Dona Maria, ainda sem entender direito o que estava acontecendo, ficou em silêncio, aguardando ele se explicar melhor. Nho Chico, com um olhar de puro arrependimento, começou a se agitar mais:

— Eu juro que só fiz isso porque tava bêbado, mas agora o Senhor tá me pagando, e eu tô com medo, Maria! E se eu ficar impotente? E se não tiver jeito? Eu te peço perdão, minha esposa, por tudo!

Agora, dona Maria abriu os dois olhos e o olhou com aquele olhar que só as mulheres sabem dar — um olhar que mistura a paciência com um leve toque de incredulidade. Ela, que há anos sabia dos deslizes de Nho Chico, não ficou surpresa. Ao invés disso, soltou uma risada abafada e levantou-se lentamente da cama, como quem vai dar o conselho mais óbvio do mundo.

— Ô, Nho Chico, tu é mesmo um caso perdido! Que diabos é isso de pênis diminuindo? Vai ver tu comeu muito feijão ontem e ficou inchado. Agora, se tu tá achando que é o Senhor que tá te punindo, quem sou eu pra discordar, mas olha, meu marido, se tem pecado nesse coração, não é esse aí não. O pecado mesmo é o de nunca me ajudar a lavar as louças depois do almoço!

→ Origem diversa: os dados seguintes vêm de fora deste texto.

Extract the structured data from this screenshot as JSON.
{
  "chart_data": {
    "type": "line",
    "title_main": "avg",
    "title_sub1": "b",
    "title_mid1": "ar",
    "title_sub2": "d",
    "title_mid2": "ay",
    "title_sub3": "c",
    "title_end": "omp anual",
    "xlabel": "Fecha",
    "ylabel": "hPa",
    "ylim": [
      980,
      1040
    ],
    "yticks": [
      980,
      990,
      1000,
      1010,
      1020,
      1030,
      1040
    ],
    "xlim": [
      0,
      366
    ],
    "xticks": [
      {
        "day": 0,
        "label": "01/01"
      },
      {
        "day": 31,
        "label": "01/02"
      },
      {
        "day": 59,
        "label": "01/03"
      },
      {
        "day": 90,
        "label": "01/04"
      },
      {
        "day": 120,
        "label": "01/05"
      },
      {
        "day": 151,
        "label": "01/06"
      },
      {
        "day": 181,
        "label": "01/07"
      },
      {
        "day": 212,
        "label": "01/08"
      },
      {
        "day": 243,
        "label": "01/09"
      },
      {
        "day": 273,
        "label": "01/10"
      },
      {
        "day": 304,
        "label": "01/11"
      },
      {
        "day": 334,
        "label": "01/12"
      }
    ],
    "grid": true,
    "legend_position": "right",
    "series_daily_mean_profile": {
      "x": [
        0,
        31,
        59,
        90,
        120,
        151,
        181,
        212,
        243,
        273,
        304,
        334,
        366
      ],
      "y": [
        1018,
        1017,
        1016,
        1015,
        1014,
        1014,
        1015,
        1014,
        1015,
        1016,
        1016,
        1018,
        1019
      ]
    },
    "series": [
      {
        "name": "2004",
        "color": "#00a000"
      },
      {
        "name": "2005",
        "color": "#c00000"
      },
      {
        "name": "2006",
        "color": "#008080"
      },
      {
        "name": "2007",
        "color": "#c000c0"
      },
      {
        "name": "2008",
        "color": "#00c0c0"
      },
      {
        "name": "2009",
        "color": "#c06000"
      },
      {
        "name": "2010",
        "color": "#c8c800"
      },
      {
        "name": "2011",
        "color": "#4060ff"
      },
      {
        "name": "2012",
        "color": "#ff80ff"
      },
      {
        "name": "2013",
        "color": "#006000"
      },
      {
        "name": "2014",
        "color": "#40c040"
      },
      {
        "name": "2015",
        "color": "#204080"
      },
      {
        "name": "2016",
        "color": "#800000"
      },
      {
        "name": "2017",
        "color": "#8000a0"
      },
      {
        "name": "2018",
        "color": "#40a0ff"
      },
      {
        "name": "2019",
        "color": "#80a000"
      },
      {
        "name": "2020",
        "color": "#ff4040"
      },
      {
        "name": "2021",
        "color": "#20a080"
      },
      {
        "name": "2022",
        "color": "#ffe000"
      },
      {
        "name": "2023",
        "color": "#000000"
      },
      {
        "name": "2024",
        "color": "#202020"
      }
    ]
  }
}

Nho Chico olhou para ela, um tanto atônito. Não esperava essa resposta. Ele pensava que sua esposa, com sua sabedoria silenciosa, fosse dar-lhe algum remédio antigo, ou ao menos rezar por ele. Mas a reação de dona Maria foi bem mais simples: ela achava graça daquilo tudo.

— E se o Senhor estiver te punindo mesmo, Nho Chico, que se lasque! Mas o problema não é o tamanho do seu pênis, meu marido, o problema é o tamanho da sua preguiça. Isso sim tá diminuindo, e bem rápido! Agora, fica quieto, vai tomar um banho, e vamos ver se a gente consegue salvar essa cachaça que tu derramou no almoço.

Nho Chico não sabia se ria ou se chorava, mas não podia negar: o alívio tomou conta de seu corpo. Seu pênis talvez estivesse um pouco menor, mas o verdadeiro pecado, talvez, fosse ele achar que todo aquele pânico tivesse algo a ver com castigo divino. A lição ficou clara: o medo é maior do que a realidade.

Naquela manhã, Nho Chico aprendeu algo importante: o maior castigo de todos não é o medo de um pênis encolhido, mas a ideia de que o tamanho da nossa culpa pode ser maior do que a realidade. Talvez a única coisa que ele realmente tivesse perdido fosse o medo irracional. E a chance de, um dia, lavar as louças para a esposa.

Mas isso, ele sabia, seria uma outra batalha.